The CLOUD Act was previously floating around Congress earlier this year. While facially innocuous, it has some very worrisome implications.
The law allows any country with which the US has an executive agreement to request that data held on US soil about non-residents be turned over to that government. No judicial process needed. First, this of course poses a danger to dissidents abroad who may be using U.S.-based services (Google?) for communications.
But more directly for Americans, there's another ugly tidbit. The law acknowledges that data belonging to Americans may inadvertently (with varying degrees of scare quotes) be pulled with whatever data is actually targeted. The foreign government is then free to turn that data over to the U.S. if it "relates to significant harm, or the threat thereof, to the United States or United States persons."

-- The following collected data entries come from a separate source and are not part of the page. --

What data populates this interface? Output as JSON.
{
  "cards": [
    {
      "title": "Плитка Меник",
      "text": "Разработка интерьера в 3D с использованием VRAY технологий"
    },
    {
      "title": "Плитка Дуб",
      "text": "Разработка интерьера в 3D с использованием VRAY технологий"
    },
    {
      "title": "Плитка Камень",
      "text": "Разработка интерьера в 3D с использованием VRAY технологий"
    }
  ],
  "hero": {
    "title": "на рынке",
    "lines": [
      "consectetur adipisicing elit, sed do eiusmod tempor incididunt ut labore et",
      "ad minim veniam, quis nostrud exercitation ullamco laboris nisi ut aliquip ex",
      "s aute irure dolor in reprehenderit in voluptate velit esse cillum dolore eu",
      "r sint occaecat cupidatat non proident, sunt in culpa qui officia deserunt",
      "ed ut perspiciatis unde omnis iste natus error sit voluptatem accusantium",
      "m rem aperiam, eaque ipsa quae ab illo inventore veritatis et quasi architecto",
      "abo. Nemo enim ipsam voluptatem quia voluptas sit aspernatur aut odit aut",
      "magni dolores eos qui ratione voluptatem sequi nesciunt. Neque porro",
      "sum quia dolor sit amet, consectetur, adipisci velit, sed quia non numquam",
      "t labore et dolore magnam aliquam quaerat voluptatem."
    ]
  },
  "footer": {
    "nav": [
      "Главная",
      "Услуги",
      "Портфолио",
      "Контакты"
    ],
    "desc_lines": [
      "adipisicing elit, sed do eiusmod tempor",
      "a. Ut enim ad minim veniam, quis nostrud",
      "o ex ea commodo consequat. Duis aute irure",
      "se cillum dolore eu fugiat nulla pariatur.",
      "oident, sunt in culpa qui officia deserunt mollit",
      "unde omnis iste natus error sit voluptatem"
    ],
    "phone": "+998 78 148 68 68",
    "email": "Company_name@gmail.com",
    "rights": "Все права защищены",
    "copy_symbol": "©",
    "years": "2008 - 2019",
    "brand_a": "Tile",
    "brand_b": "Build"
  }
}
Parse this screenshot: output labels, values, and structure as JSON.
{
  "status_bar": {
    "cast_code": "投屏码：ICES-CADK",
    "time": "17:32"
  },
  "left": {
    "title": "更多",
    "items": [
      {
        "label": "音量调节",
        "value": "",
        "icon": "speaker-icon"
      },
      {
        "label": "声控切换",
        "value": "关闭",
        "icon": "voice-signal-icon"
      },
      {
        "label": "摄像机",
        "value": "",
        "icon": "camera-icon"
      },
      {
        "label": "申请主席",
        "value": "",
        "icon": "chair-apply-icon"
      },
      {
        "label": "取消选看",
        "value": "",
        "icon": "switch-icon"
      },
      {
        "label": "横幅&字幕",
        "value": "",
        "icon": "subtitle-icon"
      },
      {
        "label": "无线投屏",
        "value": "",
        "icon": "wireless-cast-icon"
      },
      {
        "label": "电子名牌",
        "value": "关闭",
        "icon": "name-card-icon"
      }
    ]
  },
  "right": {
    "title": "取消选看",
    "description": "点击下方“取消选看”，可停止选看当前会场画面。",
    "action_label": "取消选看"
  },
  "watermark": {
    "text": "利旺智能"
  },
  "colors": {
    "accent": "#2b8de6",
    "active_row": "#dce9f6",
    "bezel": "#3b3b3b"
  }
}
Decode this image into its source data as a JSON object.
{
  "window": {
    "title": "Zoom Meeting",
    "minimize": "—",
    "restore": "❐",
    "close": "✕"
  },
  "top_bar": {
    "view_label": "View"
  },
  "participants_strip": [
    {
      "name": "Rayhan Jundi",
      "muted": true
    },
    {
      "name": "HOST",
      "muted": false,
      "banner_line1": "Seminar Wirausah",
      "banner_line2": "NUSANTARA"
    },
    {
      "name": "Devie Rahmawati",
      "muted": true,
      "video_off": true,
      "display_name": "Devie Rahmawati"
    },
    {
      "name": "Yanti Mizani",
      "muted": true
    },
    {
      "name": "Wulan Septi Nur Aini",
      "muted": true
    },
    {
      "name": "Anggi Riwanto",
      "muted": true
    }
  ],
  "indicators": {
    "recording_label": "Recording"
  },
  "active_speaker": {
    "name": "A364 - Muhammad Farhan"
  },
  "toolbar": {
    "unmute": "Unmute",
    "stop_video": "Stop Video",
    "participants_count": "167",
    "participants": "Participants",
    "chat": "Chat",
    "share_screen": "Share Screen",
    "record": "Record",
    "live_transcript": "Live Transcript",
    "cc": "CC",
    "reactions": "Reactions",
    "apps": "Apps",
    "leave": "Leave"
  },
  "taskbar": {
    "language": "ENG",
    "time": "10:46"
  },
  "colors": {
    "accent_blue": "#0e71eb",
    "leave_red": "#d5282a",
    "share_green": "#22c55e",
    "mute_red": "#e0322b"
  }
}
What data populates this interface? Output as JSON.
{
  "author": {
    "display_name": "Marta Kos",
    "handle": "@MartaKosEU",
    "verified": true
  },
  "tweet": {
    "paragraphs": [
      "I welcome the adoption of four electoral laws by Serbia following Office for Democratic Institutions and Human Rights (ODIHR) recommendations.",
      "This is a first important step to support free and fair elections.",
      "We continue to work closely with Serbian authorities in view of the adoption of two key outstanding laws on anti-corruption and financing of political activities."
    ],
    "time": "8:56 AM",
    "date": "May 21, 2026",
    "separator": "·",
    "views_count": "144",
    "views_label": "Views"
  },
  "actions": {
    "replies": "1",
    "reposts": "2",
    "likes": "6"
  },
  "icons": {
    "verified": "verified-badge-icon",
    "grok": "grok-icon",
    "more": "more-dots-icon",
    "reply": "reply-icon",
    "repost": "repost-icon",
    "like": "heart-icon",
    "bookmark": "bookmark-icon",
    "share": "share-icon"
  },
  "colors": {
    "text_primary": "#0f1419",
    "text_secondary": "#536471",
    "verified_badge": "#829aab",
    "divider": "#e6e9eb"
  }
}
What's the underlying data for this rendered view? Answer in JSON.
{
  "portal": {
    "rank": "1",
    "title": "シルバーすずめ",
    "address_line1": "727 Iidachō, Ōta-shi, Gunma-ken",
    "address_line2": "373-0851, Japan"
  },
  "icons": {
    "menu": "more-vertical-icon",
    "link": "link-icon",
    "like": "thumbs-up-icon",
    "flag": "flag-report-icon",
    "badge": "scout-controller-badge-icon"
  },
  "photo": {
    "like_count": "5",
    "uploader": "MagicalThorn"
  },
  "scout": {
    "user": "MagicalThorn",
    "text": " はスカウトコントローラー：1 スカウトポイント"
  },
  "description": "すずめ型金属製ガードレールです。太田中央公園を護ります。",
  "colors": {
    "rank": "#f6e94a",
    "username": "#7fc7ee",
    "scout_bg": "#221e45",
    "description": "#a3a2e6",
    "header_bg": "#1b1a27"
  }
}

At least there's a standard, right? But the problem is that there's no one to enforce it, as the bill specifically precludes court review. As the EFF explains:
- The CLOUD Act allows the president to enter an executive agreement with a foreign nation known for human rights abuses. Using its CLOUD Act powers, police from that nation inevitably will collect Americans’ communications. They can share the content of those communications with the U.S. government under the flawed “significant harm” test. The U.S. government can use that content against these Americans. A judge need not approve the data collection before it is carried out. At no point need probable cause be shown. At no point need a search warrant be obtained.
That's just for content; for metadata, they don't even have to show harm.
This was originally proposed as a separate thing, but it has now been added onto the omnibus spending bill that's under consideration this week. See page 2,201 of the PDF.
If I didn't already have a reason to ditch GMail, I sure do now.